Tentu saja Bryan tidak akan pernah menolak apapun yang di minta oleh Papa Rayan. Karena berkat bantuannya dulu, akhirnya Bryan bisa menjadi model terkenal seperti sekarang.
"Maaf Pa, kayanya Tara nggak bisa menjadikan Bryan sebagai model untuk Brand Tara deh Pa. Sebelumnya maaf ya Bryan" Tara masih terus mengabaikan Bryan sehingga membuat pria tampan itu terus mengerutkan keningnya melihat tingkah Tara.
"Memangnya kenapa??" Tanya Bryan langsung kepada Tara.
"Maaf Bryan, sepertinya orang tak berarti sepertiku tidak mampu untuk membayar mu mengingat karirmu yang sudah sebagus ini" Kalimat Tara sekilas sindiran bagi Bryan.
"Baiklah Tara aku akan mengikuti permainanmu" Bryan tersenyum miring.
"Tak usah pikirkan itu Tara.

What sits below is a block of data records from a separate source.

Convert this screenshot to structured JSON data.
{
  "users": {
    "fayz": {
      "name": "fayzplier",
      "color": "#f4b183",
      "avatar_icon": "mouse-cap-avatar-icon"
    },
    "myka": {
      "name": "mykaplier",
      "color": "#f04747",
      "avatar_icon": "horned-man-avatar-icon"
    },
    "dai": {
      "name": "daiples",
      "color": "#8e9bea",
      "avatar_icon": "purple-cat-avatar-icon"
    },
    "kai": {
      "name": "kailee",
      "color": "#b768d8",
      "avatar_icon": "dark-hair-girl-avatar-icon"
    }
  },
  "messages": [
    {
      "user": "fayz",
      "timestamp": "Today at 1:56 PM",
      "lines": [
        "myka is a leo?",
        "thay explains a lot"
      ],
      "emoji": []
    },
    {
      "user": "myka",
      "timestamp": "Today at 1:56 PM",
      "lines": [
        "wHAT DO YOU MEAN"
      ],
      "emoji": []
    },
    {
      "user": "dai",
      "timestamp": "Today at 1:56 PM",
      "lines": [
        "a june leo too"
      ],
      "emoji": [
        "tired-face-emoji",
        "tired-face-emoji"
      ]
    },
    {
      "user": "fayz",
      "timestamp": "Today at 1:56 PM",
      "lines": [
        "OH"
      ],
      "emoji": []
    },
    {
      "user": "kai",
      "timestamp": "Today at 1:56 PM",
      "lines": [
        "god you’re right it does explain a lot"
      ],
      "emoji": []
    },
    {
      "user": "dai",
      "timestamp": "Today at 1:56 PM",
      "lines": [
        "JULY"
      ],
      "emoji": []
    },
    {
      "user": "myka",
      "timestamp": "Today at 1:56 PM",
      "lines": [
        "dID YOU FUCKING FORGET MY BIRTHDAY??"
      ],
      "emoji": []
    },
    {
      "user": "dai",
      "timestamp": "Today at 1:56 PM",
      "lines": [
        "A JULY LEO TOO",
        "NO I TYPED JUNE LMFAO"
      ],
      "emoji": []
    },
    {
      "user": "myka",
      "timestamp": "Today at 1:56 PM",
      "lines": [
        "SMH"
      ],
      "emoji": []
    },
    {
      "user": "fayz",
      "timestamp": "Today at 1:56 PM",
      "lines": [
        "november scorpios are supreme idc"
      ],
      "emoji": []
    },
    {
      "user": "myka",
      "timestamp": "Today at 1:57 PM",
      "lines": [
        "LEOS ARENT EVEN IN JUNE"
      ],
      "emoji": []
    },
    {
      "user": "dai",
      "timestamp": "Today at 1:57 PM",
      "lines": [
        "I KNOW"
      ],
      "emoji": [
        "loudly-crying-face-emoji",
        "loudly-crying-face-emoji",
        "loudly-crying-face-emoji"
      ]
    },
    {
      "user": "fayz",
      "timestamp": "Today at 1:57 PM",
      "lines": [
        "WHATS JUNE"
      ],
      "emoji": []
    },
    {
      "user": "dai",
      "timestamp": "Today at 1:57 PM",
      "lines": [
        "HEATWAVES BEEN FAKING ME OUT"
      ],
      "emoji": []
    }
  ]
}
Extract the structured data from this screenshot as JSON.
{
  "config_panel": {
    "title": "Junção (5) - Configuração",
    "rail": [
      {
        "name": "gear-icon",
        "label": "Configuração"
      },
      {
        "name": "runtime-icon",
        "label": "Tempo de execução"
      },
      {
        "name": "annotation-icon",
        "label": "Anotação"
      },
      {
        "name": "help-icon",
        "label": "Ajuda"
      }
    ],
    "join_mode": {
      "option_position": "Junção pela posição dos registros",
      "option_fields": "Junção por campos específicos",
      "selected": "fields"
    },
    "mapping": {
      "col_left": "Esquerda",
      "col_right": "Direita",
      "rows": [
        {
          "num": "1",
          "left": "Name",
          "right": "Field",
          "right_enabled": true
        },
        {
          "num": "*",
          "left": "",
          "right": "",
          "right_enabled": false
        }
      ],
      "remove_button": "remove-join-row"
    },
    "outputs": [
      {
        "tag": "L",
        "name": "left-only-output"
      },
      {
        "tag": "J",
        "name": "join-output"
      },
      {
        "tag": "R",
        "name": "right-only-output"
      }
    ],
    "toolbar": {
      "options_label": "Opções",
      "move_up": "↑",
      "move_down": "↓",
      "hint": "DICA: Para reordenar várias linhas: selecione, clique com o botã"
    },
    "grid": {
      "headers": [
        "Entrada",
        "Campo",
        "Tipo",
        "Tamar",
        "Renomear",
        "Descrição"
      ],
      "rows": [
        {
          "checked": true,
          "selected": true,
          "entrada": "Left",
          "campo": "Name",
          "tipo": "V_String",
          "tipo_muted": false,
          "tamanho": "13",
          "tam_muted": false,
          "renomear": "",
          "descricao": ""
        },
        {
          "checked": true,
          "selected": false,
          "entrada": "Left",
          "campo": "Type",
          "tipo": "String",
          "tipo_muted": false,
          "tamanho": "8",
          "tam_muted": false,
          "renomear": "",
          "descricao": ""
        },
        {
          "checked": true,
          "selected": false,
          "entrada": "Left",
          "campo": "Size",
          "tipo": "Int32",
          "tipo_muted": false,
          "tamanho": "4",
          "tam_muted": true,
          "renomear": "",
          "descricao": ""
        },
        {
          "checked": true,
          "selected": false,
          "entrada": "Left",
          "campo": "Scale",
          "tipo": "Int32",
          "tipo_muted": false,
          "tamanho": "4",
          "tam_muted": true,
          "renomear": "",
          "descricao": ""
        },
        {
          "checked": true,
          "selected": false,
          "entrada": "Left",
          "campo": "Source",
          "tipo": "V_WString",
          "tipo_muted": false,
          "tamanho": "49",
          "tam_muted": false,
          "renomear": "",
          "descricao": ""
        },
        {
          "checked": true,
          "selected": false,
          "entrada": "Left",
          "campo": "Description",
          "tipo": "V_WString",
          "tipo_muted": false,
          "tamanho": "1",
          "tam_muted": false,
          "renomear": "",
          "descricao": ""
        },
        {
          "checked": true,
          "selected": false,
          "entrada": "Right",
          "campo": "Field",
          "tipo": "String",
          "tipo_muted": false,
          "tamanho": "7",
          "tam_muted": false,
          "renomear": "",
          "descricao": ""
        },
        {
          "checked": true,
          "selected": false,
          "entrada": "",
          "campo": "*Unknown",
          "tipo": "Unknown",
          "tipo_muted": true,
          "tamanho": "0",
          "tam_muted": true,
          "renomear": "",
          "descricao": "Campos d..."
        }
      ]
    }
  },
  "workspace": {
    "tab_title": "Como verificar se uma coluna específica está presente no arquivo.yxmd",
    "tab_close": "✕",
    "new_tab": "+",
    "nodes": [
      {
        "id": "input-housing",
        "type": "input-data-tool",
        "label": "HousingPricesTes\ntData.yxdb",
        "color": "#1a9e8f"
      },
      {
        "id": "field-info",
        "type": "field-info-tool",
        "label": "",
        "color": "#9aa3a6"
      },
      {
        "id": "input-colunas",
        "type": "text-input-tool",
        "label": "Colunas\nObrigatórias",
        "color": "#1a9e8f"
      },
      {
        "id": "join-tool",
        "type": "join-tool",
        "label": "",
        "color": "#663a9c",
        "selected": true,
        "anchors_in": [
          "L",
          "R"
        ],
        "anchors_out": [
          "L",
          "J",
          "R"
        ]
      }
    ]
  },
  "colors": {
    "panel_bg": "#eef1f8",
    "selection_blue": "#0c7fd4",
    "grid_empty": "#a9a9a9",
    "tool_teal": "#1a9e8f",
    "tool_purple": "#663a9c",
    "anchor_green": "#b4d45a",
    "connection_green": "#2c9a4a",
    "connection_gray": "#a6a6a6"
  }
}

Karena Pak Rayan adalah orang yang sungguh saya hormati. Jadi berapapun kamu akan membayar ku, aku akan menerimanya. Bahkan tak usah di bayar lun aku bersedia" Tara langsung berubah masam mendengar balasan dari Bryan.
Sedangkan Papa Rayan tampak tersenyum senang. Dia tau kalau Bryan memang orang yang bisa diandalkannya untuk membantu putrinya.
"Jadi kapan pemotretannya bisa di lakukan??" Bryan semakin menantang Tara yang terus menatapnya tajam.
__ADS_1
Bersambung...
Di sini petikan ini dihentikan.